El Olympique de Lyon logró ayer una espectacular goleada de 3-0 ante el Real Madrid en la jornada inaugural de la Liga de Campeones, donde el equipo francés explotó las enormes carencias defensivas de su rival, que entra en crisis muy temprano.
El conjunto francés dio una exhibición en la primera parte, donde consiguió todos sus tantos. Marcaron, Carew, Wiltord y Juninho, el mejor del partido, y el Real Madrid regresó a España avergonzado, con una goleada “galáctica” tatuada que abre heridas todavía sin cerrar.
Los hinchas franceses desplegaron una pancarta antes del comienzo: “Los leones histéricos bajarán los humos a los galácticos”, se leía. Más que una leyenda intimidante, resultó ser una sentencia premonitoria. El Olympique de Lyon no solo bajó los humos a los “galácticos”, sino que los humilló.
El equipo francés entregó el balón al Real Madrid, algo con lo que el equipo blanco no se suele sentir muy cómodo, a pesar de tener tanto delantero estelar. La idea del conjunto local era salir como flechas al contraataque, mientras el Real Madrid demostró problemas en la creación.
Luxemburgo, el técnico blanco, varió su estilo habitual al reforzar su centro del campo con la presencia de los musculosos Thomas Gravesen y Pablo García. Pero la pareja fracasó estrepitosamente y su defensa fue toda un canto al gol ajeno.
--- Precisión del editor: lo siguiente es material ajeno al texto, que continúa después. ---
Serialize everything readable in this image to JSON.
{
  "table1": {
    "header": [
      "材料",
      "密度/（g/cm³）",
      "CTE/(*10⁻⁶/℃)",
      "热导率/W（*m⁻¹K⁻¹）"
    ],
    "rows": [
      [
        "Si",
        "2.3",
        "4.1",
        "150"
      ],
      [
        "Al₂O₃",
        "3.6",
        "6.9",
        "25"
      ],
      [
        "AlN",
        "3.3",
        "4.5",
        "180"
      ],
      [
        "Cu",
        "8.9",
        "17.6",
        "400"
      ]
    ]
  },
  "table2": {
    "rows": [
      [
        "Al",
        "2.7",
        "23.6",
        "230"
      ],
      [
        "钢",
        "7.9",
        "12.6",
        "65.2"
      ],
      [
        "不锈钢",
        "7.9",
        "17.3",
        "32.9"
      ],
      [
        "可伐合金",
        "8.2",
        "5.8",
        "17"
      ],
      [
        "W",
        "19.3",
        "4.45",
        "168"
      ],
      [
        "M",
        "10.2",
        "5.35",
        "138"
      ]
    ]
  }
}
El Madrid comenzó con dos disparos de falta, de Beckham y de Roberto Carlos, que salieron cerca del palo de Coupet. Pero solo fue una ilusión, porque el Olympique de Lyon, liderado por un magnífico Juninho, se fue por el partido y encontró su premio a balón parado.
Las carencias
El equipo francés abrió la lata a los 20 minutos, en una jugada que expuso las alarmantes carencias defensivas que tiene el Real Madrid. Fue la jugada más simple del mundo: Juninho sacó una falta frontal hacia la cabeza del gigante John Carew, quien prolongó hacia atrás de cabeza para marcar el primero.
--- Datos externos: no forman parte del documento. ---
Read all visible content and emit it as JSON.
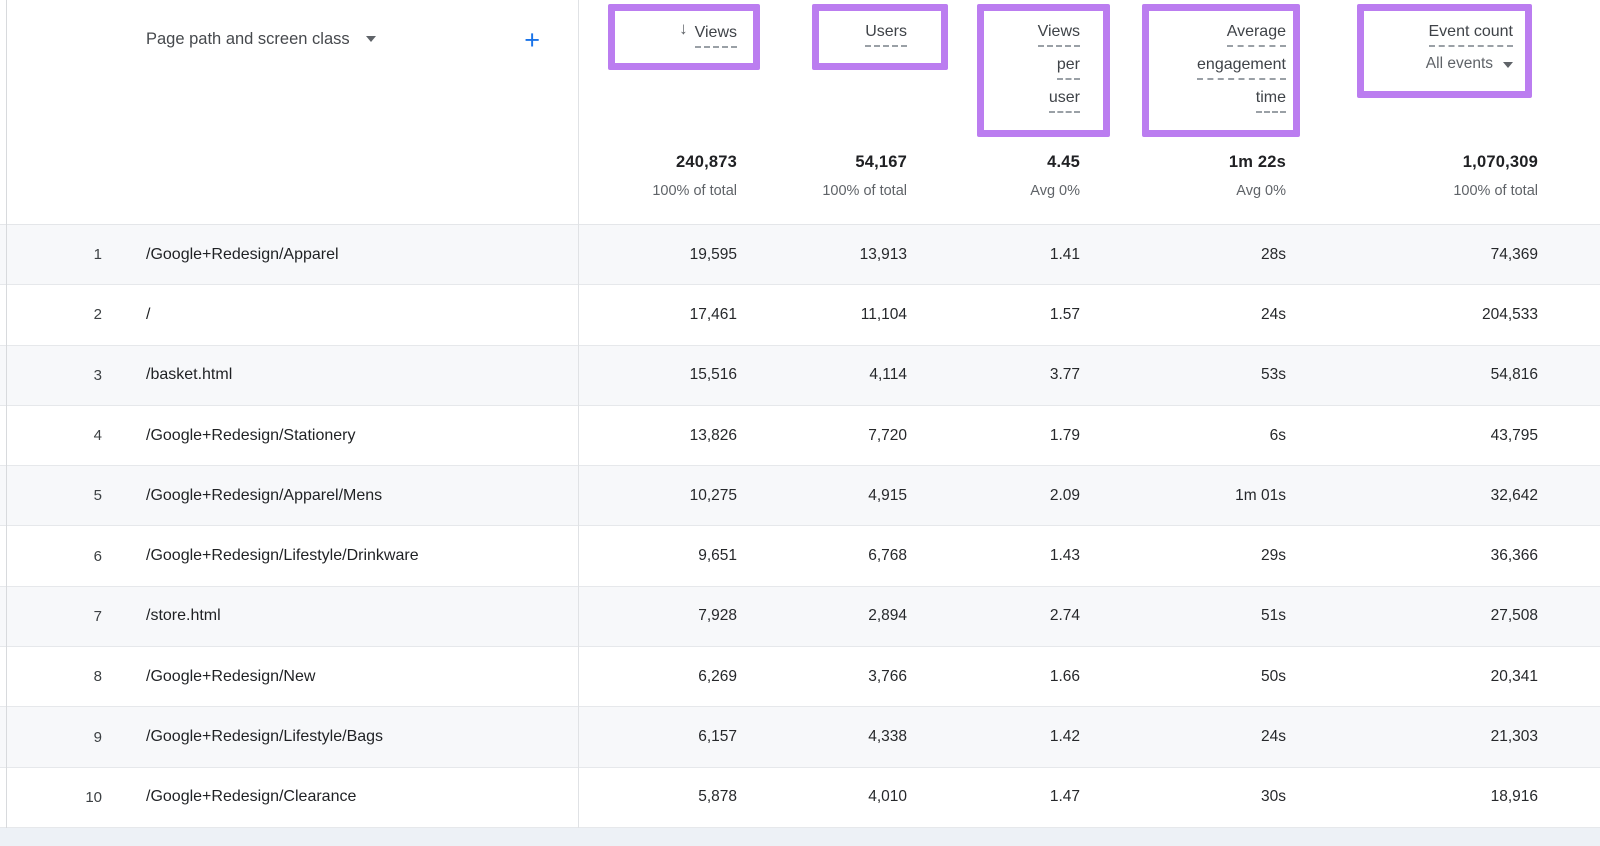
{
  "colors": {
    "annotation_highlight": "#bb7df0",
    "accent_blue": "#1a73e8",
    "row_stripe": "#f7f8fa"
  },
  "icons": {
    "sort_descending": "↓",
    "add": "+",
    "dropdown_caret": "dropdown-triangle"
  },
  "table": {
    "dimension_header": {
      "label": "Page path and screen class"
    },
    "columns": {
      "views": {
        "label": "Views",
        "sorted_descending": true
      },
      "users": {
        "label": "Users"
      },
      "views_per_user": {
        "lines": [
          "Views",
          "per",
          "user"
        ]
      },
      "avg_engagement_time": {
        "lines": [
          "Average",
          "engagement",
          "time"
        ]
      },
      "event_count": {
        "label": "Event count",
        "sub_label": "All events"
      }
    },
    "totals": {
      "views": {
        "value": "240,873",
        "sub": "100% of total"
      },
      "users": {
        "value": "54,167",
        "sub": "100% of total"
      },
      "views_per_user": {
        "value": "4.45",
        "sub": "Avg 0%"
      },
      "avg_engagement_time": {
        "value": "1m 22s",
        "sub": "Avg 0%"
      },
      "event_count": {
        "value": "1,070,309",
        "sub": "100% of total"
      }
    },
    "rows": [
      {
        "index": "1",
        "page_path": "/Google+Redesign/Apparel",
        "views": "19,595",
        "users": "13,913",
        "views_per_user": "1.41",
        "avg_engagement_time": "28s",
        "event_count": "74,369"
      },
      {
        "index": "2",
        "page_path": "/",
        "views": "17,461",
        "users": "11,104",
        "views_per_user": "1.57",
        "avg_engagement_time": "24s",
        "event_count": "204,533"
      },
      {
        "index": "3",
        "page_path": "/basket.html",
        "views": "15,516",
        "users": "4,114",
        "views_per_user": "3.77",
        "avg_engagement_time": "53s",
        "event_count": "54,816"
      },
      {
        "index": "4",
        "page_path": "/Google+Redesign/Stationery",
        "views": "13,826",
        "users": "7,720",
        "views_per_user": "1.79",
        "avg_engagement_time": "6s",
        "event_count": "43,795"
      },
      {
        "index": "5",
        "page_path": "/Google+Redesign/Apparel/Mens",
        "views": "10,275",
        "users": "4,915",
        "views_per_user": "2.09",
        "avg_engagement_time": "1m 01s",
        "event_count": "32,642"
      },
      {
        "index": "6",
        "page_path": "/Google+Redesign/Lifestyle/Drinkware",
        "views": "9,651",
        "users": "6,768",
        "views_per_user": "1.43",
        "avg_engagement_time": "29s",
        "event_count": "36,366"
      },
      {
        "index": "7",
        "page_path": "/store.html",
        "views": "7,928",
        "users": "2,894",
        "views_per_user": "2.74",
        "avg_engagement_time": "51s",
        "event_count": "27,508"
      },
      {
        "index": "8",
        "page_path": "/Google+Redesign/New",
        "views": "6,269",
        "users": "3,766",
        "views_per_user": "1.66",
        "avg_engagement_time": "50s",
        "event_count": "20,341"
      },
      {
        "index": "9",
        "page_path": "/Google+Redesign/Lifestyle/Bags",
        "views": "6,157",
        "users": "4,338",
        "views_per_user": "1.42",
        "avg_engagement_time": "24s",
        "event_count": "21,303"
      },
      {
        "index": "10",
        "page_path": "/Google+Redesign/Clearance",
        "views": "5,878",
        "users": "4,010",
        "views_per_user": "1.47",
        "avg_engagement_time": "30s",
        "event_count": "18,916"
      }
    ]
  }
}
El segundo tanto francés llegó tres minutos después, en un nuevo error de la zaga madridista. Juninho lanzó una falta directa desde 30 metros y el balón pasó entre cuatro piernas del Madrid hasta terminar junto al palo derecho de Iker Casillas, cuya estirada fue inútil.
El Real Madrid se vino abajo y recibió el tercer gol a la media hora, en un nuevo error defensivo. El Olympique de Lyon aprovechó la autopista que fue la banda izquierda defendida por Roberto Carlos sin ayuda y Revelleire centró desde la línea de fondo, encontrando la pierna goleadora de Wiltord.
La humillación blanca pudo ser más grave si Juninho hubiera acertado con un penalti a los 40 minutos, tras una acción desmedida de Michel Salgado. Pero el brasileño cometió su único error de la noche y Casillas rechazó el lanzamiento.